With a Few Tweaks, the Country's Favorite Sports Went From Pastimes to Part of the Fabric of Our Culture
Can you imagine a football game where there was never a passing play? The forward pass is just one of the innovations that made these contests into events.
Wrigley Field was the last Major League Baseball stadium to install lights. The Cubs first played under them on August 8, 1988. Ronald C. Modra / Getty Images
The Forward Pass: In its earliest days, football was brutal, even deadly, with offense and defense smashing and scrabbling for a yard or two at a time. The Chicago Tribune reported that 19 athletes died playing the sport in 1905 alone — the last year before college football's rules committee legalized the forward pass. Notre Dame's subsequent success with the passing game set football toward the more open, creative, full-field sport played today.

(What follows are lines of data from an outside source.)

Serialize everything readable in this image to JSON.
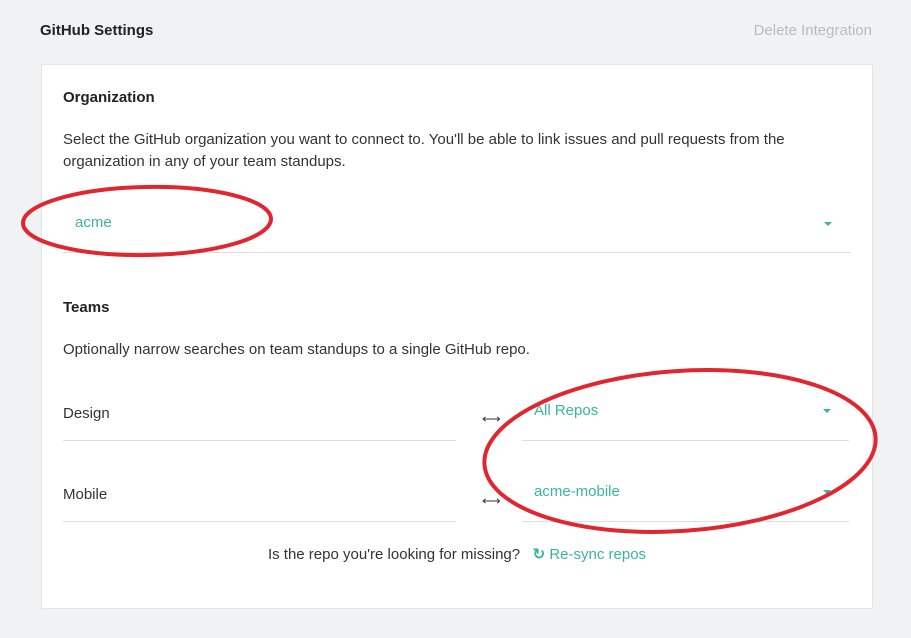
{
  "header": {
    "title": "GitHub Settings",
    "delete_label": "Delete Integration"
  },
  "organization": {
    "title": "Organization",
    "description": "Select the GitHub organization you want to connect to. You'll be able to link issues and pull requests from the organization in any of your team standups.",
    "selected": "acme"
  },
  "teams": {
    "title": "Teams",
    "description": "Optionally narrow searches on team standups to a single GitHub repo.",
    "rows": [
      {
        "name": "Design",
        "repo": "All Repos"
      },
      {
        "name": "Mobile",
        "repo": "acme-mobile"
      }
    ]
  },
  "footer": {
    "question": "Is the repo you're looking for missing?",
    "resync_label": "Re-sync repos"
  },
  "colors": {
    "accent": "#3db39e",
    "annotation": "#e0262f",
    "muted": "#b6bcc2"
  },
  "icons": [
    "swap-horizontal-icon",
    "refresh-icon",
    "chevron-down-icon"
  ]
}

Baseball's Farm System: In the early 1920s, manager Branch Rickey realized that his cash-poor St. Louis Cardinals were at a disadvantage in obtaining players of merit from the minors. Rickey's Cardinals took over a minor-league team in Houston in 1924, and from there gradually built a system through which young players could improve over years. A quarter-century afterward, Rickey signed Jackie Robinson to the Dodgers, integrating baseball — a milestone that helped redefine American culture.
Night Baseball: In 1930, the Negro League's Kansas City Monarchs started traveling with six floodlights on flatbed trucks, and their resulting night games gave fans with day jobs the chance to see live baseball. Crowds flocked, and big-league clubs came around to playing under the lights. From the White House, President Franklin Roosevelt threw the "first switch" before the Cincinnati Reds played MLB's first night game in 1935 — to a crowd nearly ten times their average daytime draw.
"I noticed each team took about 60 shots per game. So I took 48 minutes and divided by 120 shots — that left 24 seconds per possession."
The Shot Clock: Basketball before the 1950s was a dry game of keep-away — until the shot clock made its NBA debut in the 1954–55 season. Syracuse Nationals owner Danny Biasone devised the concept with general manager Leo Ferris, and it imbued each trip down the floor with urgency. The average game score jumped from 79 to 93 points that first season.
- In 2023, MLB introduced a pitch clock to shorten game times.
- Average nine-inning game dropped 24 minutes — shortest since 1985.
- No statistically significant increase in pitcher injuries occurred.